389 U.S. 823 (1967); Pennsylvania National Mut. Cas. Ins. Co. Bierman, supra; Ratner Canadian Universal Insurance Co., 269 N.E.2d 227 (Mass. 1971); Phoenix Assur. Co. Hartford Ins. Co., 488 P.2d 206 (Colo. App. 1971); Commercial Standard Ins. Co. American General Ins. Co., 455 S.W.2d 714, 48 A.L.R. 3d 1 (Tex. 1970); cf. North River Ins. Co.

Connecticut Fire Ins. Co., 233 F. Supp. 31, 38-39, aff'd, 341 F.2d 913 (4th Cir. 1964).

Lackey Virginia Surety Co., 209 Va. 713, 167 S.E.2d 131 (1969), involved the construction of an exclusion clause in a policy written and delivered in Florida. We applied Florida law as explicated in Schuitema, supra, giving effect to the severability of interests clause. However, we did not decide as a matter of Virginia law whether a restrictive definition of the term "insured" was required by a severability of interests provision.

In Lackey, we also noted that there was a division of authority on the question here involved and cited Transport Ins. Co. Standard Oil Co. of Texas, 161 Tex. 93, 337 S.W.2d 284 (1960), as representing those jurisdictions giving no effect to the severability of interests clause. However, in Commercial Standard Ins. Co. American General Ins. Co., supra, the Texas court overruled Transport, and gave effect to the severability of interest clause. The court said:

{"Although the unqualified words 'the insured' are used, they can refer to the named insured and one or more additional insureds. The words do not always mean the named insured and one or more omnibus insureds; otherwise, we would be giving meaning to the word 'collectively' and ignoring the word 'severally.'"

. . ..

{"[The] term 'the insured' as used in this policy must be examined by first applying the 'severability of interests' test. 'The insured' does not refer to all insureds; rather, the term is used to refer to each insured as a separate and distinct individual apart from any and every other person who may be entitled to coverage thereunder. When a *815 claim is made against one who is an 'insured' under the policy, the latter is 'the insured,' for the purpose of determining the company's obligations with respect to such claim. The only limitation in this clause is to the effect that the 'inclusion herein of more than one insured shall not operate to increase the limit of the company's liability.'" 455 S.W.2d at 721, 48 A.L.R.3d at 12.

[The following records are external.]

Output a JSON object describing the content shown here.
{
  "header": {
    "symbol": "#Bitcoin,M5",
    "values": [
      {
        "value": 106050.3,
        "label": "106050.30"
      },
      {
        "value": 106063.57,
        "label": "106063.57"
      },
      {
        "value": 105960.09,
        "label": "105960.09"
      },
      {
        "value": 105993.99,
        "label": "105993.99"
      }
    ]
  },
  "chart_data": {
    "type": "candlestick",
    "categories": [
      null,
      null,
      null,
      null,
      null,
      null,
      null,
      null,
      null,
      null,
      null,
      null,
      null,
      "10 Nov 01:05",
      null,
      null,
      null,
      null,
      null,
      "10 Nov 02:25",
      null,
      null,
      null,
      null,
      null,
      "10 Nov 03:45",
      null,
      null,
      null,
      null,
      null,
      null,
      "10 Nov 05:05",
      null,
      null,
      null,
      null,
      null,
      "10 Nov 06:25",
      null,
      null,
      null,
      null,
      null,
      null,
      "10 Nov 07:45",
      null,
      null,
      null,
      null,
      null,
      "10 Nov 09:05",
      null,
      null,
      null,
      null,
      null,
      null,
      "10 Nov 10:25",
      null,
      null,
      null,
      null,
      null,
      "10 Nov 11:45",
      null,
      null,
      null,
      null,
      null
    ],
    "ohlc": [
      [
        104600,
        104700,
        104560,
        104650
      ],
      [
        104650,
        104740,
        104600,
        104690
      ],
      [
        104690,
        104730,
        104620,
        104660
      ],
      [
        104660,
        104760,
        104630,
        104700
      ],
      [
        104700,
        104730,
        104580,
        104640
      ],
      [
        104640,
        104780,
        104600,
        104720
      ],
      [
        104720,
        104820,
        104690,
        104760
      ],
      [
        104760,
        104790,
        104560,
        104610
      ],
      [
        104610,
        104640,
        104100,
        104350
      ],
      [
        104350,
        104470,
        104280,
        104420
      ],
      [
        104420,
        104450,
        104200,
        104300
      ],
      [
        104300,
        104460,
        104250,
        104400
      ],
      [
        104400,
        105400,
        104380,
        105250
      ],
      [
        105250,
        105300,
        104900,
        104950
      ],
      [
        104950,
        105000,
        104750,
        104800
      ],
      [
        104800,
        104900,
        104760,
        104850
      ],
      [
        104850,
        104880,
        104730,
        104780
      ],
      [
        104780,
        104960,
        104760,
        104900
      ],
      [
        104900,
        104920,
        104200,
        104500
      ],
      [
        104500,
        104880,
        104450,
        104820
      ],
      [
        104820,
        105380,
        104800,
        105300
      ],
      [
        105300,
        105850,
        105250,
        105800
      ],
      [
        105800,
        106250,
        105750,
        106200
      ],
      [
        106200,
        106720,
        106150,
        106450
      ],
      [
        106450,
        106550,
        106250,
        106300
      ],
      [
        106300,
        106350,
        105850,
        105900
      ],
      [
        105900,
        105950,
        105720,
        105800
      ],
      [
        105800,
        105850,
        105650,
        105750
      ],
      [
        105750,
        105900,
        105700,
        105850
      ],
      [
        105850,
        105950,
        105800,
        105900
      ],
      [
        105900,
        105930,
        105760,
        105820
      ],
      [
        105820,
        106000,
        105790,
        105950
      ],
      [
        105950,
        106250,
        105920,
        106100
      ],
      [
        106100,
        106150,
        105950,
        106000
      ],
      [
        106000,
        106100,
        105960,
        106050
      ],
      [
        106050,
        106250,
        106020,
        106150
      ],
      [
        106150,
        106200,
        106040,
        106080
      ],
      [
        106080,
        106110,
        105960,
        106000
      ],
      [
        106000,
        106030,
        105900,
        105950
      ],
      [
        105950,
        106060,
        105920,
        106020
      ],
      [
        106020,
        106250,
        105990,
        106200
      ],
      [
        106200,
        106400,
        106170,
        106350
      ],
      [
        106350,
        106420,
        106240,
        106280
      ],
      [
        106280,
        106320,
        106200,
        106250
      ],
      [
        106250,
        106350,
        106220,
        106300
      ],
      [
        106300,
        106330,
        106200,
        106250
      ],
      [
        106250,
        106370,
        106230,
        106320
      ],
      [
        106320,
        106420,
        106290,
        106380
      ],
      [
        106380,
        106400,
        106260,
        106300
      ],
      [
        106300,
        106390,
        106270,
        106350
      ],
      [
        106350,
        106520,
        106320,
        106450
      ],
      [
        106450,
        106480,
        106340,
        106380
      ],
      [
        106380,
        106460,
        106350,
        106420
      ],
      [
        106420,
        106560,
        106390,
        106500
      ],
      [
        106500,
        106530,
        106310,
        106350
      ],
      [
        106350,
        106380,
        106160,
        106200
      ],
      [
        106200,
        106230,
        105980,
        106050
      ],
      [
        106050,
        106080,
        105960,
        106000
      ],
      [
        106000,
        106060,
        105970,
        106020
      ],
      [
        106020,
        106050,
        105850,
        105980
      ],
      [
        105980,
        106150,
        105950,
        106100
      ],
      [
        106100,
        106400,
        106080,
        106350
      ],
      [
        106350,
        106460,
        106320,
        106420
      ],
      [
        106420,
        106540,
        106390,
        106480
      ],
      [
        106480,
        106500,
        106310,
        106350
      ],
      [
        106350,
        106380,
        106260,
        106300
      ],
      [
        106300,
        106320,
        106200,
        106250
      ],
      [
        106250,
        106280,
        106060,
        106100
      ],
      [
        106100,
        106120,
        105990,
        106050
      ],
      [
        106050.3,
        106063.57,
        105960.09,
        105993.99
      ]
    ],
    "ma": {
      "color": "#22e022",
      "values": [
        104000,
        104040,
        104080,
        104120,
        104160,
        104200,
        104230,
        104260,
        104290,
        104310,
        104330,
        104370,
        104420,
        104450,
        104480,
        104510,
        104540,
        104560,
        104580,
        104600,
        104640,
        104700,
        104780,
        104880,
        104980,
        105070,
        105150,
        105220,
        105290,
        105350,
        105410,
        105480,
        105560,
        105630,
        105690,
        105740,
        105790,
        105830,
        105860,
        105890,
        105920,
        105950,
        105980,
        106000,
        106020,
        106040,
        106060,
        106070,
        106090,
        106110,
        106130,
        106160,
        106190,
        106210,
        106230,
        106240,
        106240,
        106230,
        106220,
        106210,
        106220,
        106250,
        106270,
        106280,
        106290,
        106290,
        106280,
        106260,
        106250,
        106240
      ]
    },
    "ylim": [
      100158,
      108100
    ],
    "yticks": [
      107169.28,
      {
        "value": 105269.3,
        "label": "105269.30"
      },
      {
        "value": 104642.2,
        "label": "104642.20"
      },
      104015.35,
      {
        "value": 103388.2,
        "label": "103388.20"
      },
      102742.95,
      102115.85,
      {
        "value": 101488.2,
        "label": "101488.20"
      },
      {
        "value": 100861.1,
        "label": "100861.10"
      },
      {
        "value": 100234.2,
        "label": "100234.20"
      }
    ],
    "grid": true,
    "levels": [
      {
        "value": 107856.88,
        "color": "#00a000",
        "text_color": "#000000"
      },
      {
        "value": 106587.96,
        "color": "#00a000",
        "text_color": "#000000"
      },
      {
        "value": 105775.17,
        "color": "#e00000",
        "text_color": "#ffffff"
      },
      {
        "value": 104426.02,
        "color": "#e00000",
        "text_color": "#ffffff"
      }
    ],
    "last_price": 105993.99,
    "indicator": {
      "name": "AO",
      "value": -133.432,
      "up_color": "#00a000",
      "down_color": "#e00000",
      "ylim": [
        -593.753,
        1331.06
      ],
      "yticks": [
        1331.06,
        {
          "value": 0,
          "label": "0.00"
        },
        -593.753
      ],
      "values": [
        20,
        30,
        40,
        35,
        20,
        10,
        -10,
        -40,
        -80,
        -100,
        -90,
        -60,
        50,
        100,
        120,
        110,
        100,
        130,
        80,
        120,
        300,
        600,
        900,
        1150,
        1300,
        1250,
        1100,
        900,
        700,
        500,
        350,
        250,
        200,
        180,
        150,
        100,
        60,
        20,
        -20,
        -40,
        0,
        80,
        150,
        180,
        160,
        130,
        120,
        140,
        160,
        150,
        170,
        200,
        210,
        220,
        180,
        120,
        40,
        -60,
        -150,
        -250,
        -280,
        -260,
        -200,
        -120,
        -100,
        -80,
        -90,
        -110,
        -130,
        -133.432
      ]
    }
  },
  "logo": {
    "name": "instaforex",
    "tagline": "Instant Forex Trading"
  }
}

We have read all the cases relied upon by U.S. Fire in support of its position and we are unpersuaded by them, since they either omit consideration of the severability of interests clause or are inapposite. In our view, no useful purpose would be served in discussing them.

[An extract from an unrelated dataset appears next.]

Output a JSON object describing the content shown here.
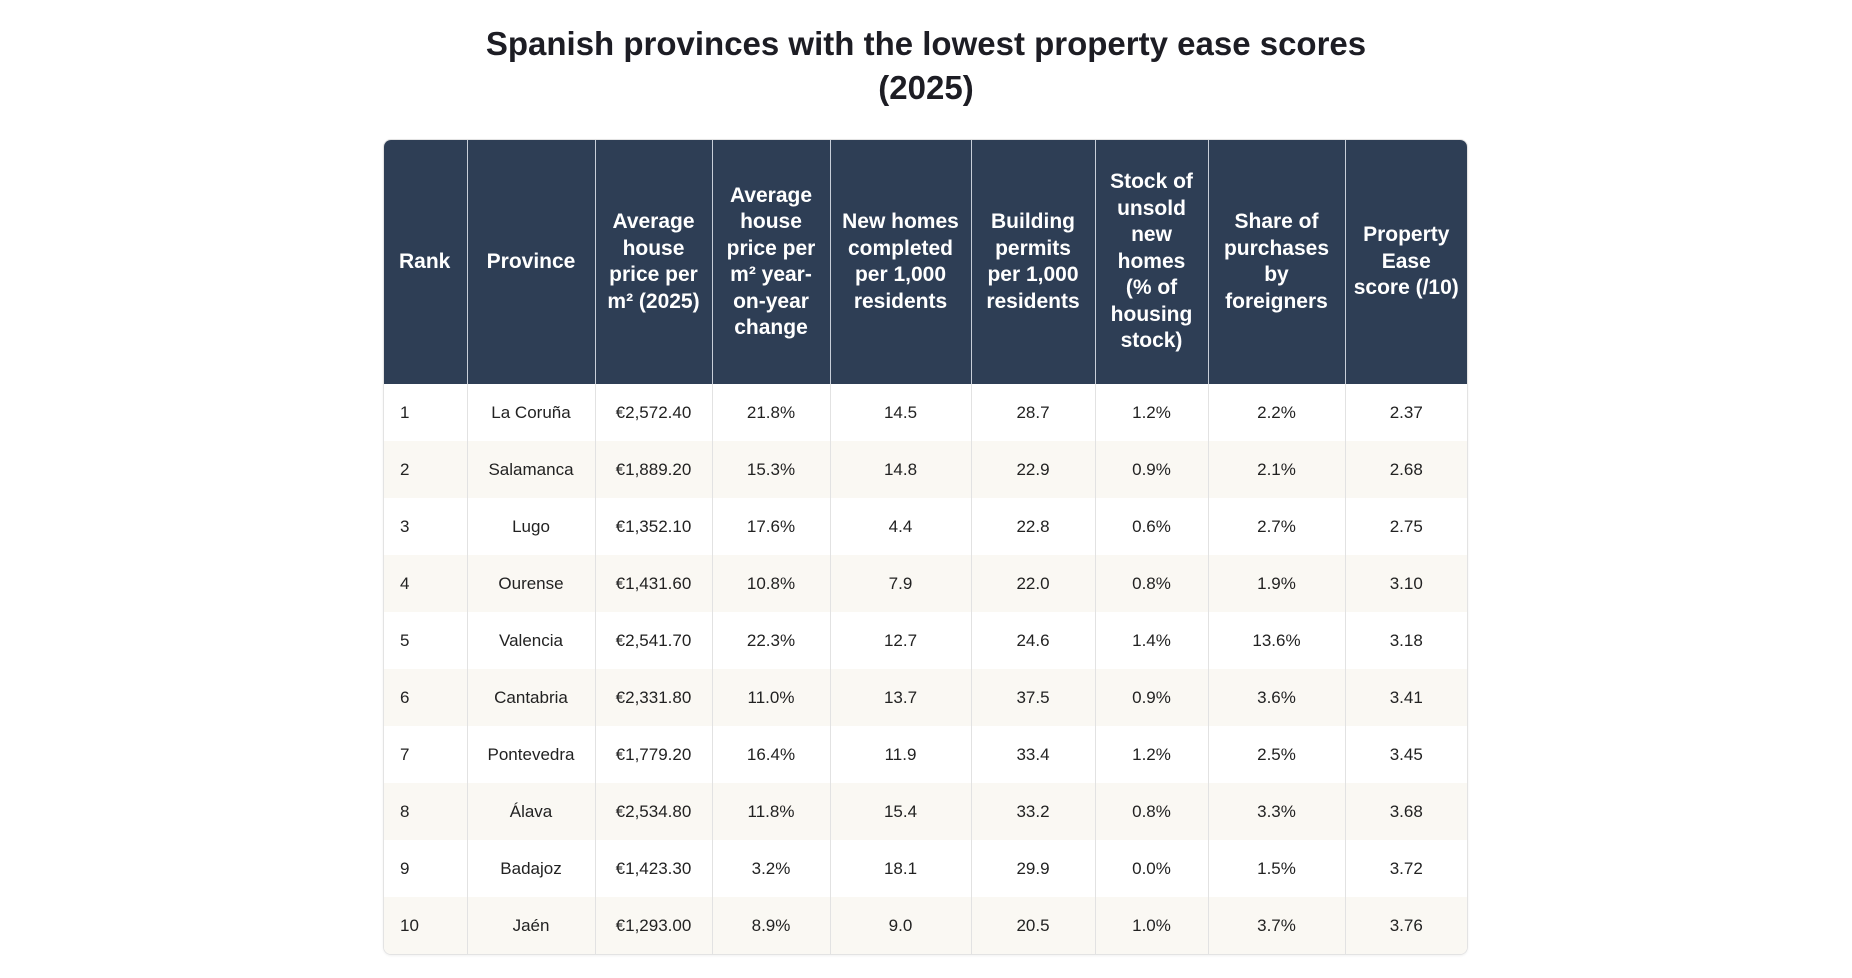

Obviously, the severability of interests clause was placed in insurance policies for some purpose, and for courts to ignore that purpose would render the clause meaningless. If U.S. Fire had intended to exclude all insureds from coverage when a trailer was attached to an automobile [tractor] not insured by it, it could have done so in plain and simple language.

We think the better reasoned cases are those which give effect to severability of interests clauses and restrict "the insured" to the person claiming coverage. We find that Banks was an "insured," claiming coverage under the policy, and that he neither owned or hired the tractor with its attached trailer insured by U.S. Fire. Thus, we hold that exclusion (c) is not applicable as to him.

For the reasons stated, the judgment in the court below declaring Bankers & Shippers and U.S. Fire equally liable under their policies for the March 9, 1973 accident is

Affirmed.

NOTES

[1] Prior to this action, U.S. Fire paid $62,500 to the personal representatives of the decedents in settlement of their claims.